Namun, siapapun yang nantinya menggantikan posisi Lili, TII secara normatif mengatakan ada beberapa hal yang harus diperhatikan. Termasuk, mereka yang terpilih diharapkan memiliki integritas tinggi.

"Kalau ditanya harus bagaimana ya saya jawab normatif. Sosok yang punya integritas tinggi, sosok yang mau bekerja sama dengan lembaga lain termasuk masyarakat, sosok yang bisa menjaga etik dan menjalankan undang-undang. Tapi kan itu normatif," tutur Wawan.

Sebelumnya, Lili Pintauli mengundurkan diri pada 30 Juni lalu. Surat pengunduran diri ini kemudian dijawab Jokowi dengan menerbitkan Keppres pemberhentian pada Senin, 11 Juli.

Sementara itu, usai Lili resmi mengundurkan diri, Presiden Jokowi mengatakan proses pengisian jabatan yang ditinggalkan Lili masih berjalan.

"Untuk pengganti dari Bu Lili Pintauli masih dalam proses," kata Jokowi dalam tayangan YouTube Sekretariat Presiden, Selasa, 12 Juli.

Dia meminta semua pihak bersabar menanti pengganti Lili. Sementara penandatanganan keputusan pemberhentian tersebut baru dilakukan pada Senin, 11 Juli kemarin.

"Kan baru saja surat pemberhentiannya minggu yang lalu sudah saya tandatangani dan ini masih dalam proses untuk penggantiannya," tegas eks Gubernur DKI Jakarta itu.

"Kami akan segera mengajukan (penggantinya, red) ke DPR. Secepatnya," sambung Jokowi.

Sementara saat disinggung alasan Lili mundur dari jabatannya, Jokowi tak merespons apapun. Dia bungkam perihal isi surat pengunduran diri tersebut.

Lili Pintauli dilaporkan ke Dewan Pengawas KPK karena diduga menerima akomodasi dan tiket MotoGP Mandalika dari PT Pertamina (Persero).

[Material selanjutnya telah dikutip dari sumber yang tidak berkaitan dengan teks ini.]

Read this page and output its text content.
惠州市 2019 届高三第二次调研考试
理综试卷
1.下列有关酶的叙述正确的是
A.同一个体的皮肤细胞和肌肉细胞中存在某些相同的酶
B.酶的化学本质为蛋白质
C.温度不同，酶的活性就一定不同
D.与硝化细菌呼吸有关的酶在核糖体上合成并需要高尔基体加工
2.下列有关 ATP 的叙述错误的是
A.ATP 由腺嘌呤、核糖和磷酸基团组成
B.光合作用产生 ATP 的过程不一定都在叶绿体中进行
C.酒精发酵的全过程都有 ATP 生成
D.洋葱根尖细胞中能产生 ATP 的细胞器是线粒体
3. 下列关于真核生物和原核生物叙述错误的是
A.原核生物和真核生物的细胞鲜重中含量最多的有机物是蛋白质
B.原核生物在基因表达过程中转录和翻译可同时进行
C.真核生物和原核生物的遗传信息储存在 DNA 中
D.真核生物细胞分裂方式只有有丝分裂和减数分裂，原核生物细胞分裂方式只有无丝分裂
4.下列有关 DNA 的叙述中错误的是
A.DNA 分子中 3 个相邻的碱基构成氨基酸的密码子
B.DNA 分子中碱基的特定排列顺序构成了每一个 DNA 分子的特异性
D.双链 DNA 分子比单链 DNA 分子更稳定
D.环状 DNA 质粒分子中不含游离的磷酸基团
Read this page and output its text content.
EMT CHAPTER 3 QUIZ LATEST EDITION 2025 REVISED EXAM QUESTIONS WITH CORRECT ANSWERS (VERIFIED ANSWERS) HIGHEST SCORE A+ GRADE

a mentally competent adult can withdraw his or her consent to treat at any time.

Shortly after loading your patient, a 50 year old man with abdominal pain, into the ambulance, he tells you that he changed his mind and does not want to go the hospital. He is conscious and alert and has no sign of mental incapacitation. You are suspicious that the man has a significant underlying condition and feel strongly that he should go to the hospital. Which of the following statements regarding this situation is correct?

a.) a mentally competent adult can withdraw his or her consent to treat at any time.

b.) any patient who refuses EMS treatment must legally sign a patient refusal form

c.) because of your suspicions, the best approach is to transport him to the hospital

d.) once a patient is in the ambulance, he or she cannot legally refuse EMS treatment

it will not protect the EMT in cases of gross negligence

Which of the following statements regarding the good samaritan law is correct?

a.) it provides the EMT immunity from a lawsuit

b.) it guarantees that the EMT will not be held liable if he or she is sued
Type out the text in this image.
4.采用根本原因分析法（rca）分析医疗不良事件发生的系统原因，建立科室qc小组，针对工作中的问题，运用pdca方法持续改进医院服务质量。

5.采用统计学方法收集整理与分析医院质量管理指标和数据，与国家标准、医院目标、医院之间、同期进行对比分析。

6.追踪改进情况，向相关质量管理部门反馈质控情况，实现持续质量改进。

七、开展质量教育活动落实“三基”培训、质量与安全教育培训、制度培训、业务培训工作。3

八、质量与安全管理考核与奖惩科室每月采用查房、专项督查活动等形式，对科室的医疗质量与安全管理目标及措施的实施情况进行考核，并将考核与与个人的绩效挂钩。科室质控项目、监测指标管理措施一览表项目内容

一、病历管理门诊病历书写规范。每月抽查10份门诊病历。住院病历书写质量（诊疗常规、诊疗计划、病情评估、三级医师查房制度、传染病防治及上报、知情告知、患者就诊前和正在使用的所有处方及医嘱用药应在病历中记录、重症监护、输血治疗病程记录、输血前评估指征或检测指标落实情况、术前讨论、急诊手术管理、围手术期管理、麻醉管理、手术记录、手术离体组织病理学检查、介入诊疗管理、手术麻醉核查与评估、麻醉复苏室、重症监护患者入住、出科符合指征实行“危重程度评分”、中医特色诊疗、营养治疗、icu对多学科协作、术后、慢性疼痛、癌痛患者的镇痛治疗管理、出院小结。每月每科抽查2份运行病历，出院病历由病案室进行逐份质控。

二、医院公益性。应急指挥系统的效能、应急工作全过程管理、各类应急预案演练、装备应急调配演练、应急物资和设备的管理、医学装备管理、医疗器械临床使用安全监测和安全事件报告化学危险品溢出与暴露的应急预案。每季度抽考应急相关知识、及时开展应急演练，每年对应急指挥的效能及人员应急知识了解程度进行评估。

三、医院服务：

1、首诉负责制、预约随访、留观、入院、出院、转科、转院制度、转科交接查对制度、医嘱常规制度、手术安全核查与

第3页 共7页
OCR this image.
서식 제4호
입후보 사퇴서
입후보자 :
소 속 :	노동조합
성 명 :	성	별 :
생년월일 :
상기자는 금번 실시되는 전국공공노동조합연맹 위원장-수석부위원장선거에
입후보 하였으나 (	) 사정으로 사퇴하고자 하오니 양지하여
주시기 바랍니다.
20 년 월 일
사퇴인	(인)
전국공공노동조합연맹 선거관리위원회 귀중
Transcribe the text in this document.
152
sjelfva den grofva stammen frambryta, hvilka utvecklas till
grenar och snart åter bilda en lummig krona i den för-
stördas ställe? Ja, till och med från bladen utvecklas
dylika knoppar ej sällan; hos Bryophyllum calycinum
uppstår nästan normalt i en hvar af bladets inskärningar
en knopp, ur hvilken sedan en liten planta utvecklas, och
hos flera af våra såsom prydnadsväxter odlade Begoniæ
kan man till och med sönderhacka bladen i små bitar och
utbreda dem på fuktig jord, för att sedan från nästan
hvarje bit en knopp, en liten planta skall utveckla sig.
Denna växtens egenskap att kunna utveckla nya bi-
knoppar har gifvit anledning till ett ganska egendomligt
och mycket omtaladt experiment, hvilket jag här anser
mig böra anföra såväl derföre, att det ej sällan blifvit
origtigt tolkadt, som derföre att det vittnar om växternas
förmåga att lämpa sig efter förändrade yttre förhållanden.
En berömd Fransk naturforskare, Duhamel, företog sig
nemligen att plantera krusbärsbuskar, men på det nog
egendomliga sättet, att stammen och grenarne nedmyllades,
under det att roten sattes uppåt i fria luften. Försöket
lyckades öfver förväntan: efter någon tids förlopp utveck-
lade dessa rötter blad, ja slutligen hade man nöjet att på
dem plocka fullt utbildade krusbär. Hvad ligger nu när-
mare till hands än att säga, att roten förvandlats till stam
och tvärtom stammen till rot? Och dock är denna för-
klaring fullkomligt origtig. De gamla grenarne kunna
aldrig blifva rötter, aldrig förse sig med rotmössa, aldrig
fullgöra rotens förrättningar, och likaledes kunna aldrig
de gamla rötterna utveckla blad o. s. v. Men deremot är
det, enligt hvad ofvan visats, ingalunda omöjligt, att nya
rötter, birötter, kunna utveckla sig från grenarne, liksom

Dalam melakukan pengusutan, Tumpak dkk telah meminta keterangan dari berbagai pihak termasuk Direktur Utama PT Pertamina Nicke Widyawati.

Hanya saja, persidangan ini dinyatakan gugur karena mantan Wakil Ketua Lembaga Perlindungan Saksi dan Korban (LPSK) mengundurkan diri dari jabatannya. Dewas KPK beralasan Lili sudah bukan lagi Insan KPK.